Hoodlum and Suki are ready to ring in the New Year of 2017. Not sure what they have planned for the big night but I have no doubt it will be off the hook. We will likely awake January 1st with random balls strewn about the house and cookies left on the table. We might even have an odd houseguest we weren’t planning on. Those two are quite the partiers when you aren’t watching closely.
There always seem to be a whirlwind of activity from November to January and I think I am starting to understand why people take vacation from Christmas to New Years without necessarily planning a vacation. If you have been paying any attention to social media apparently 2016 was an evil evil year and folks just cannot wait until 2017 arrives. I have no doubts that 2016 had its challenges for some but I am just not prepared to hate 2016 like so many I have observed. And I have a theory. Each year there are those that hate on the year that has just passed. No matter that it was no worse than the prior and they are looking for magical (truly magical with pixie dust and miracles) things to occur in the coming year. But yet, each year is about the same. They see it as just another year that they didn’t win the lottery and retire, or another year where they had to go to work for 40 hours per week. Now maybe some folks had struggles. Real struggles, like they lost their job and have not been able to secure another. Or they lost an important person or suffered a major medical issue. It isn’t like I cannot relate. I have been there, well except for the major medical struggle I have been fortunate in my life so far to not have any of those. But our lives are how we view them and complaining is a habit.

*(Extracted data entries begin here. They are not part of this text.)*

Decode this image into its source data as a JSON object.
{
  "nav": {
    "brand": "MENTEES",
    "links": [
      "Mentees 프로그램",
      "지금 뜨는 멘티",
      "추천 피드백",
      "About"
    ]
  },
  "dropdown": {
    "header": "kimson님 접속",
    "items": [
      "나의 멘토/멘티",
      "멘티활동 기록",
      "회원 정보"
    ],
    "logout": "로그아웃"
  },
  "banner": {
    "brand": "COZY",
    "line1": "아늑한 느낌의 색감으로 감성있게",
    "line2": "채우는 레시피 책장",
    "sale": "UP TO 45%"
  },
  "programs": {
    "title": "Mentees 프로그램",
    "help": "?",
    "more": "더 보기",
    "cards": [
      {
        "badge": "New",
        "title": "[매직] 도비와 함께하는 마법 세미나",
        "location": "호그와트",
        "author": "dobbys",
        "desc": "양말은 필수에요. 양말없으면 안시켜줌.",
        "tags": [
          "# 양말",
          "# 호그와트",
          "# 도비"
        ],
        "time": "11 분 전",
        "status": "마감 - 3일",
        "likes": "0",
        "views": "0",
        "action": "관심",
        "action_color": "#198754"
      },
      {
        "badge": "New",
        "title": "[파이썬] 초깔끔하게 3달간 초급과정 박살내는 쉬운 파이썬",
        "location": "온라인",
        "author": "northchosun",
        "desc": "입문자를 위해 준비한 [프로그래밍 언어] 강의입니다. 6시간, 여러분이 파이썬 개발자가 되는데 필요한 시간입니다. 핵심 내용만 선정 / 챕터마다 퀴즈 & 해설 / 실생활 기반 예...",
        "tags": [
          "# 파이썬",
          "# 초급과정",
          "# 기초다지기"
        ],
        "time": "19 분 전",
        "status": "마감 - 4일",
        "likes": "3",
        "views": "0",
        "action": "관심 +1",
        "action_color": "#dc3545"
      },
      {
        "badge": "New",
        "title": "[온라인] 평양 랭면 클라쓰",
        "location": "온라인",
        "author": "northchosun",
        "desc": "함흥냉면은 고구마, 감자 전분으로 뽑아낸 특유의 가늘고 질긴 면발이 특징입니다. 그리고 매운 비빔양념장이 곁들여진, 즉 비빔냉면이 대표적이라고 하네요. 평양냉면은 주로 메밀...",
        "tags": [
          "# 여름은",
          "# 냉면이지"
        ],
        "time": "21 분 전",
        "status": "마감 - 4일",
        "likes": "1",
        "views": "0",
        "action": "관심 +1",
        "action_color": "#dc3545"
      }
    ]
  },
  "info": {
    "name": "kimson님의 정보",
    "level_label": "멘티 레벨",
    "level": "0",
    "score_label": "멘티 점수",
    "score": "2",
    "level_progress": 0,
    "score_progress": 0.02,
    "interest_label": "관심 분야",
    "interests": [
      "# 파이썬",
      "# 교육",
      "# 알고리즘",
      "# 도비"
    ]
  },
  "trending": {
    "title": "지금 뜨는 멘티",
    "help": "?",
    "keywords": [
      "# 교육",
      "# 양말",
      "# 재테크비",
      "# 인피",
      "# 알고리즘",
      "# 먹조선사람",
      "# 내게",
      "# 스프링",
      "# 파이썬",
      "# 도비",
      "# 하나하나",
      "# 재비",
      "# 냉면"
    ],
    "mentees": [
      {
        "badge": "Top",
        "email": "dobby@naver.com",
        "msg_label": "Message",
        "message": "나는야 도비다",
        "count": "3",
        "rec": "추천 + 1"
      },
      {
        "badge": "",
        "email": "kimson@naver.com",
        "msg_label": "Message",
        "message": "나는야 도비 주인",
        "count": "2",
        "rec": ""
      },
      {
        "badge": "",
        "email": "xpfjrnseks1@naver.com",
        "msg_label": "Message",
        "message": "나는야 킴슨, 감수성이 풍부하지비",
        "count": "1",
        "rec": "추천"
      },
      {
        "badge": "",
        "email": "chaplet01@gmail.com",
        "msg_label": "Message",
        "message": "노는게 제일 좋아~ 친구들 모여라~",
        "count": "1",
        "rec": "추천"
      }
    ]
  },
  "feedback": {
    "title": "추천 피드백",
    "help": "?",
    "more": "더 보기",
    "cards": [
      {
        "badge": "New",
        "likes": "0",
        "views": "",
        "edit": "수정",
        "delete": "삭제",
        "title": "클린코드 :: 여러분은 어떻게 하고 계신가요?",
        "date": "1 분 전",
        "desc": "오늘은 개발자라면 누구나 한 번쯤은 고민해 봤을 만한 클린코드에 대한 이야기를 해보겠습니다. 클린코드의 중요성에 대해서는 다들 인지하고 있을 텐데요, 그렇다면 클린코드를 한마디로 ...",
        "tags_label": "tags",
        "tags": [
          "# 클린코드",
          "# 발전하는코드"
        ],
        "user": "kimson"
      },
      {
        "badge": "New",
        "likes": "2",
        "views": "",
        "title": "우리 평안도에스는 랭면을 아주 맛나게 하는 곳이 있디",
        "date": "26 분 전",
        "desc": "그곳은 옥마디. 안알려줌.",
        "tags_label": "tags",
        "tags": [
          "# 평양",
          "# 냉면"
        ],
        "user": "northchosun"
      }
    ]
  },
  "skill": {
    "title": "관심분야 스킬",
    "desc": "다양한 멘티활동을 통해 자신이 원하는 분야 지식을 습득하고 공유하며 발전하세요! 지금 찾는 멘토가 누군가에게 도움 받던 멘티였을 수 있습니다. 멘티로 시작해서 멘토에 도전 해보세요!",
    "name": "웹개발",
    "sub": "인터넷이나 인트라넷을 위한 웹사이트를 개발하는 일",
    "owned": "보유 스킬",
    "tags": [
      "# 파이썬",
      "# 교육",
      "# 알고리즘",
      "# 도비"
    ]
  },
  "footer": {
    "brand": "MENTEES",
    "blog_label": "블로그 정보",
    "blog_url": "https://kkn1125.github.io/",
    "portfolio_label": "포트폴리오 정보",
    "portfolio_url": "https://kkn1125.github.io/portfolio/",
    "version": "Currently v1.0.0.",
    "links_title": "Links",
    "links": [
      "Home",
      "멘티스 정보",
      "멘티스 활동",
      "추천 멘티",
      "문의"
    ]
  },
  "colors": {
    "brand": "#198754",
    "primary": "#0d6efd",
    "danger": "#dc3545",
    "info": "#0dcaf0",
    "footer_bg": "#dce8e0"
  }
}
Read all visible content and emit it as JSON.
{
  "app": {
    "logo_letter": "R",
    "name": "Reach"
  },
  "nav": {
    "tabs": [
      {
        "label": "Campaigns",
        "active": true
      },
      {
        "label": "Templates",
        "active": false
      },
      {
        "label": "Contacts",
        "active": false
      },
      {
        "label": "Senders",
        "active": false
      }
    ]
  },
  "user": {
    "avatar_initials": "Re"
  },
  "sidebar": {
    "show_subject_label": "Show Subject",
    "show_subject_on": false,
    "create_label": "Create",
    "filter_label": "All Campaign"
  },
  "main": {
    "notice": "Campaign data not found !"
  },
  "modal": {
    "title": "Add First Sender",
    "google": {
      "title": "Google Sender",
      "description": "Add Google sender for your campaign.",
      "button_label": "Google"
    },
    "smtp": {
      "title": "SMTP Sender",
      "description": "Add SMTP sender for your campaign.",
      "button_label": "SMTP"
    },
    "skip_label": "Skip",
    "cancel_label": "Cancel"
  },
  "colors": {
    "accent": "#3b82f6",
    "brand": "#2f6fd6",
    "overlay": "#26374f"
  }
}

There have been some years that were trying, some years with great loss, and some years that it just seemed that Murphy was hiding around each and every corner, yet …. when we look back on these years we saw the good things and not just the tragedies. I guess maybe I am just wired that way. I try not to wish my life away (I cannot wait for Friday!) because for this year that would mean 106 days were enjoyed while we wished away the other 260. Please don’t misunderstand me, there are days (sometimes certain weeks) that just need to burn. But they are not our whole. They are yet just a spot on this thing we call time. And even through our tragedies we gain something.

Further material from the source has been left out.